The "Cambrian explosion" can be viewed as two waves of metazoan expansion into empty niches: first, a coevolutionary rise in diversity as animals explored niches on the Ediacaran sea floor, followed by a second expansion in the early Cambrian as they became established in the water column. The rate of diversification seen in the Cambrian phase of the explosion is unparalleled among marine animals: it affected all metazoan clades of which Cambrian fossils have been found. Later radiations, such as those of fish in the Silurian and Devonian periods, involved fewer taxa, mainly with very similar body plans. Although the recovery from the Permian-Triassic extinction started with about as few animal species as the Cambrian explosion, the recovery produced far fewer significantly new types of animals.

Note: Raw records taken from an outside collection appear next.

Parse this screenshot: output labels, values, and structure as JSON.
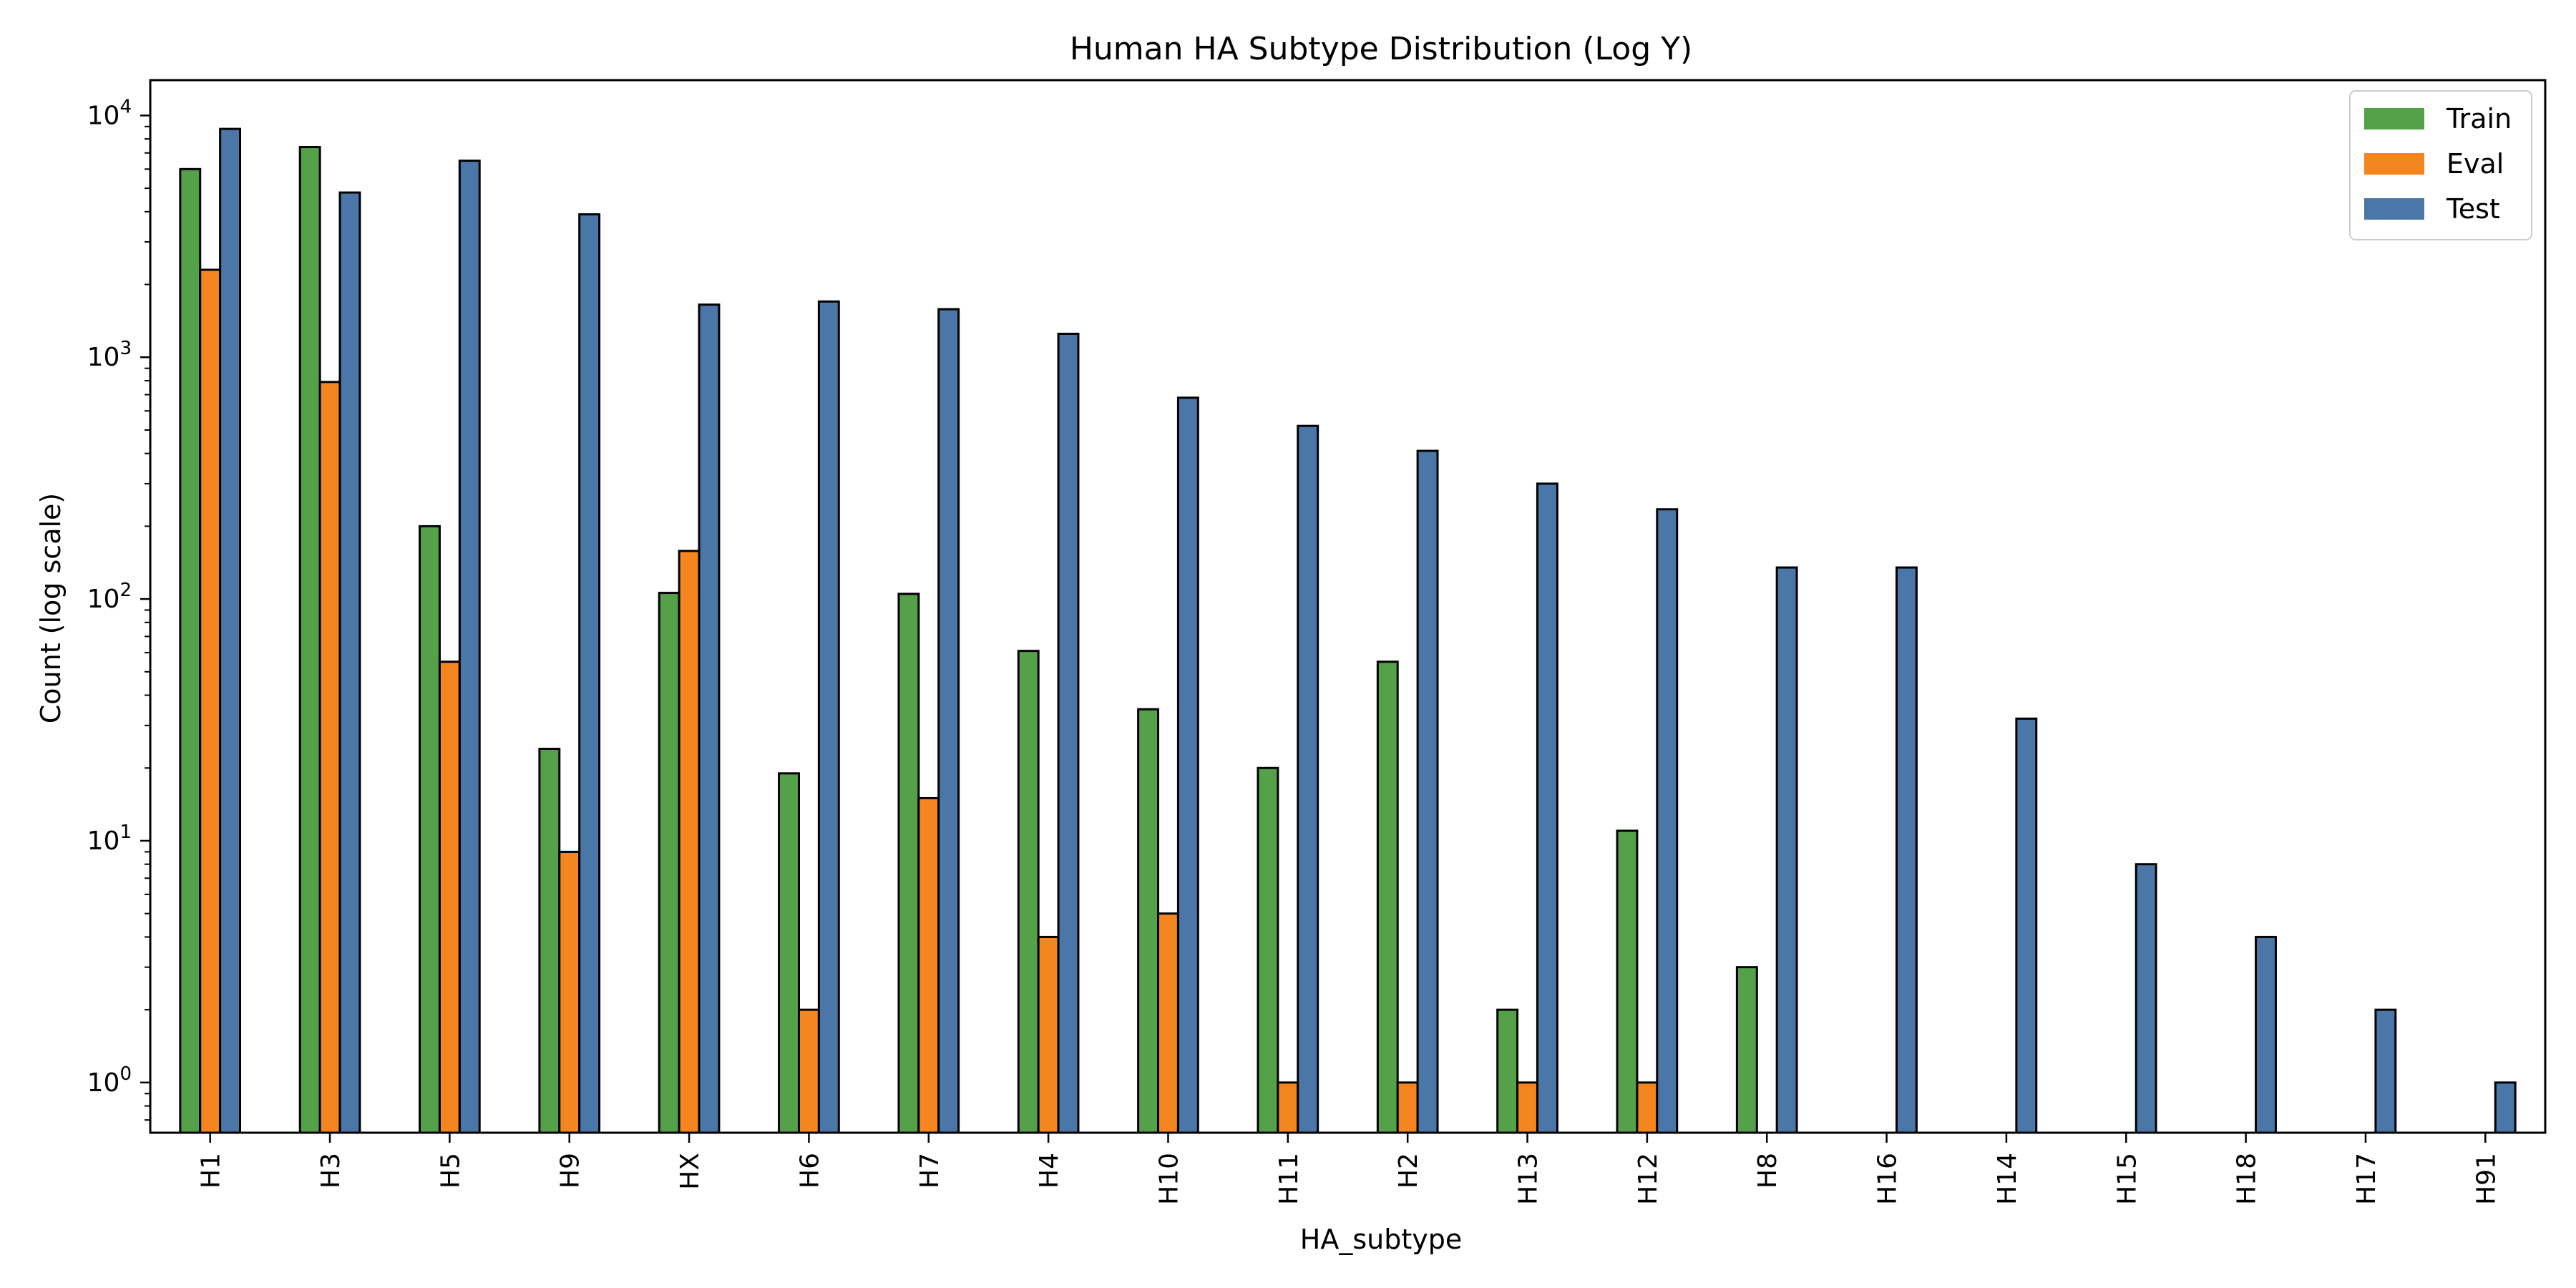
{
  "chart_data": {
    "type": "bar",
    "title": "Human HA Subtype Distribution (Log Y)",
    "xlabel": "HA_subtype",
    "ylabel": "Count (log scale)",
    "yscale": "log",
    "ylim": [
      0.62,
      14000
    ],
    "yticks": [
      {
        "value": 1,
        "base": "10",
        "exp": "0"
      },
      {
        "value": 10,
        "base": "10",
        "exp": "1"
      },
      {
        "value": 100,
        "base": "10",
        "exp": "2"
      },
      {
        "value": 1000,
        "base": "10",
        "exp": "3"
      },
      {
        "value": 10000,
        "base": "10",
        "exp": "4"
      }
    ],
    "grid": false,
    "legend_position": "top-right",
    "categories": [
      "H1",
      "H3",
      "H5",
      "H9",
      "HX",
      "H6",
      "H7",
      "H4",
      "H10",
      "H11",
      "H2",
      "H13",
      "H12",
      "H8",
      "H16",
      "H14",
      "H15",
      "H18",
      "H17",
      "H91"
    ],
    "series": [
      {
        "name": "Train",
        "color": "#55a14a",
        "values": [
          6000,
          7400,
          200,
          24,
          106,
          19,
          105,
          61,
          35,
          20,
          55,
          2,
          11,
          3,
          null,
          null,
          null,
          null,
          null,
          null
        ]
      },
      {
        "name": "Eval",
        "color": "#f5851f",
        "values": [
          2300,
          790,
          55,
          9,
          158,
          2,
          15,
          4,
          5,
          1,
          1,
          1,
          1,
          null,
          null,
          null,
          null,
          null,
          null,
          null
        ]
      },
      {
        "name": "Test",
        "color": "#4a76a8",
        "values": [
          8800,
          4800,
          6500,
          3900,
          1650,
          1700,
          1580,
          1250,
          680,
          520,
          410,
          300,
          235,
          135,
          135,
          32,
          8,
          4,
          2,
          1
        ]
      }
    ]
  }
}
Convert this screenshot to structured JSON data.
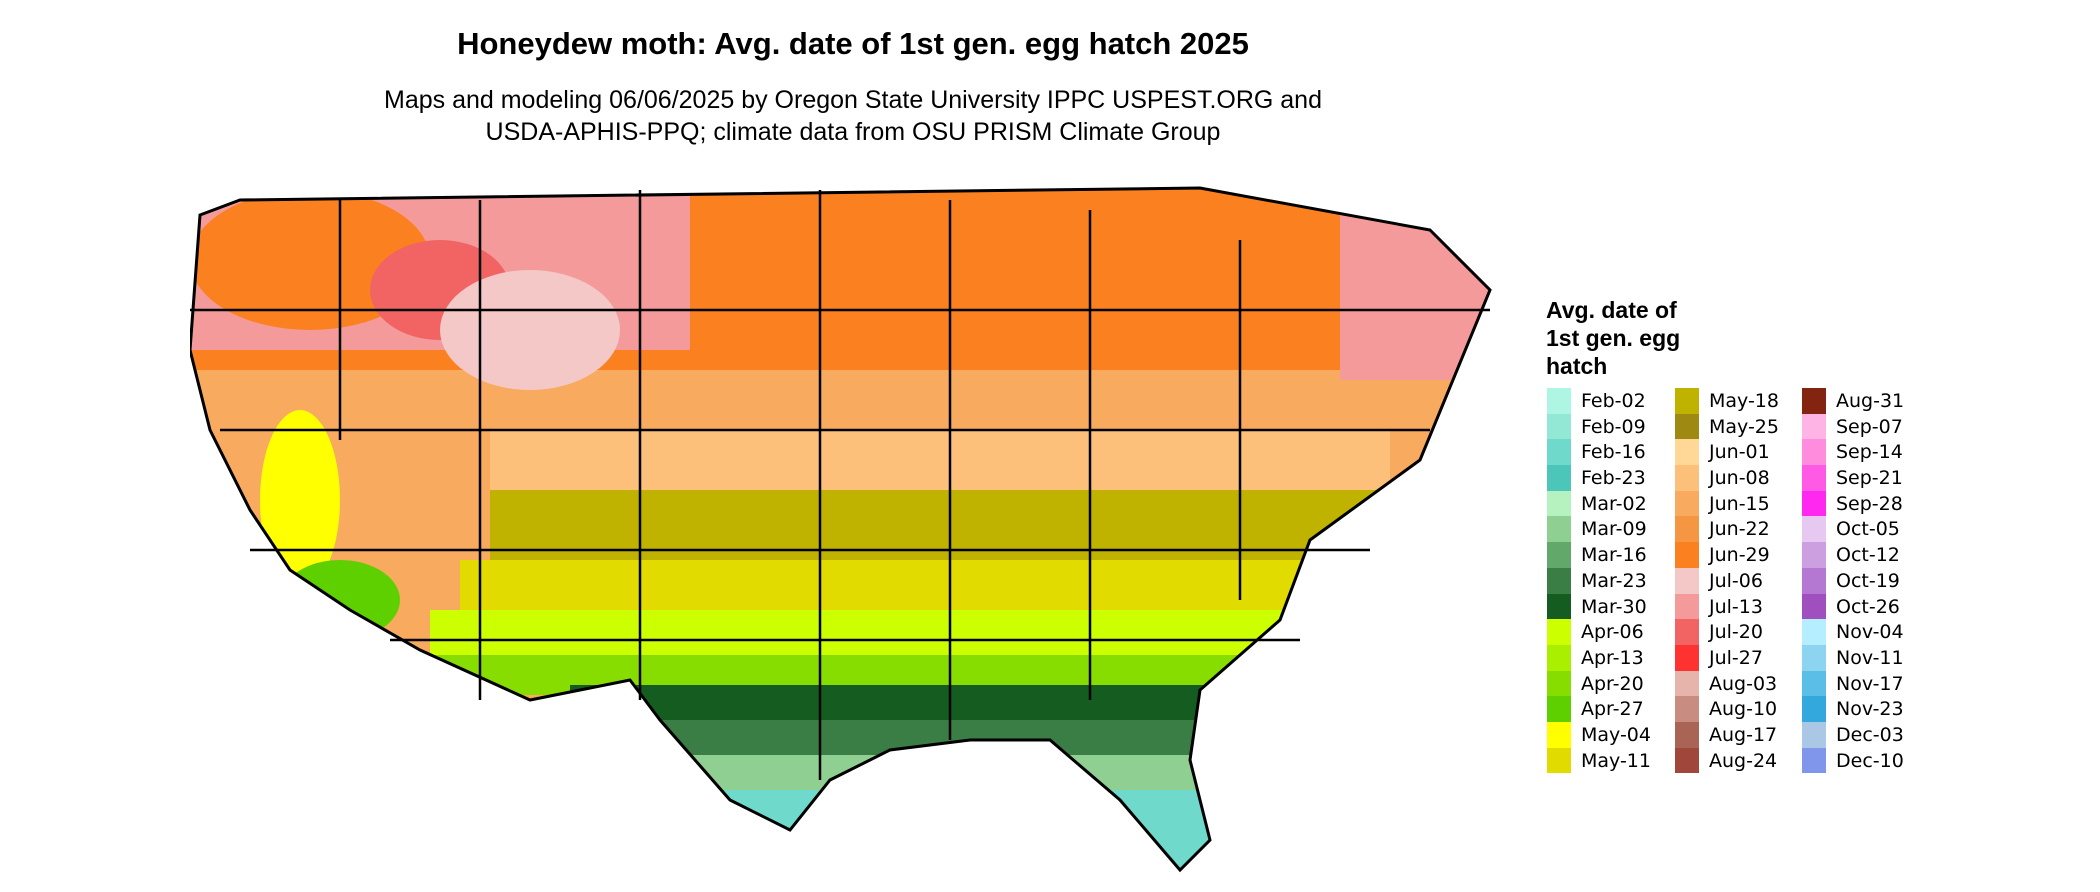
{
  "title": "Honeydew moth: Avg. date of 1st gen. egg hatch 2025",
  "subtitle_lines": [
    "Maps and modeling 06/06/2025 by Oregon State University IPPC USPEST.ORG and",
    "USDA-APHIS-PPQ; climate data from OSU PRISM Climate Group"
  ],
  "legend": {
    "title_lines": [
      "Avg. date of",
      "1st gen. egg",
      "hatch"
    ],
    "columns": [
      [
        {
          "label": "Feb-02",
          "color": "#aef5e3"
        },
        {
          "label": "Feb-09",
          "color": "#92e8d4"
        },
        {
          "label": "Feb-16",
          "color": "#6fdacb"
        },
        {
          "label": "Feb-23",
          "color": "#4cc6b9"
        },
        {
          "label": "Mar-02",
          "color": "#b5f2c0"
        },
        {
          "label": "Mar-09",
          "color": "#8fcf92"
        },
        {
          "label": "Mar-16",
          "color": "#62a86a"
        },
        {
          "label": "Mar-23",
          "color": "#3a7d45"
        },
        {
          "label": "Mar-30",
          "color": "#145c1f"
        },
        {
          "label": "Apr-06",
          "color": "#ccff00"
        },
        {
          "label": "Apr-13",
          "color": "#aaee00"
        },
        {
          "label": "Apr-20",
          "color": "#88dd00"
        },
        {
          "label": "Apr-27",
          "color": "#5ed000"
        },
        {
          "label": "May-04",
          "color": "#ffff00"
        },
        {
          "label": "May-11",
          "color": "#e2db00"
        }
      ],
      [
        {
          "label": "May-18",
          "color": "#bfb300"
        },
        {
          "label": "May-25",
          "color": "#9e8a12"
        },
        {
          "label": "Jun-01",
          "color": "#ffd796"
        },
        {
          "label": "Jun-08",
          "color": "#fcc07a"
        },
        {
          "label": "Jun-15",
          "color": "#f8aa5e"
        },
        {
          "label": "Jun-22",
          "color": "#f59642"
        },
        {
          "label": "Jun-29",
          "color": "#fa8020"
        },
        {
          "label": "Jul-06",
          "color": "#f5c8c8"
        },
        {
          "label": "Jul-13",
          "color": "#f59a9a"
        },
        {
          "label": "Jul-20",
          "color": "#f26464"
        },
        {
          "label": "Jul-27",
          "color": "#ff3232"
        },
        {
          "label": "Aug-03",
          "color": "#e6b4aa"
        },
        {
          "label": "Aug-10",
          "color": "#c88c80"
        },
        {
          "label": "Aug-17",
          "color": "#aa6456"
        },
        {
          "label": "Aug-24",
          "color": "#a0463a"
        }
      ],
      [
        {
          "label": "Aug-31",
          "color": "#822410"
        },
        {
          "label": "Sep-07",
          "color": "#ffb4e6"
        },
        {
          "label": "Sep-14",
          "color": "#ff8cdc"
        },
        {
          "label": "Sep-21",
          "color": "#ff5ae6"
        },
        {
          "label": "Sep-28",
          "color": "#ff28f0"
        },
        {
          "label": "Oct-05",
          "color": "#e6c8f0"
        },
        {
          "label": "Oct-12",
          "color": "#cca0e0"
        },
        {
          "label": "Oct-19",
          "color": "#b478d2"
        },
        {
          "label": "Oct-26",
          "color": "#a050be"
        },
        {
          "label": "Nov-04",
          "color": "#b4eeff"
        },
        {
          "label": "Nov-11",
          "color": "#8cd4f0"
        },
        {
          "label": "Nov-17",
          "color": "#5abee6"
        },
        {
          "label": "Nov-23",
          "color": "#32a8dc"
        },
        {
          "label": "Dec-03",
          "color": "#aac8e6"
        },
        {
          "label": "Dec-10",
          "color": "#8096ea"
        }
      ]
    ]
  }
}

Whatever triggered the early Cambrian diversification opened up an exceptionally wide range of previously unavailable ecological niches. When these were all occupied, limited space existed for such wide-ranging diversifications to occur again, because strong competition existed in all niches and incumbents usually had the advantage. If a wide range of empty niches had continued, clades would be able to continue diversifying and become disparate enough for us to recognise them as different phyla; when niches are filled, lineages will continue to resemble one another long after they diverge, as limited opportunity exists for them to change their life-styles and forms.

There were two similar explosions in the evolution of land plants: after a cryptic history beginning about 450 million years ago, land plants underwent a uniquely rapid adaptive radiation during the Devonian period, about 400 million years ago. Furthermore, angiosperms (flowering plants) originated and rapidly diversified during the Cretaceous period.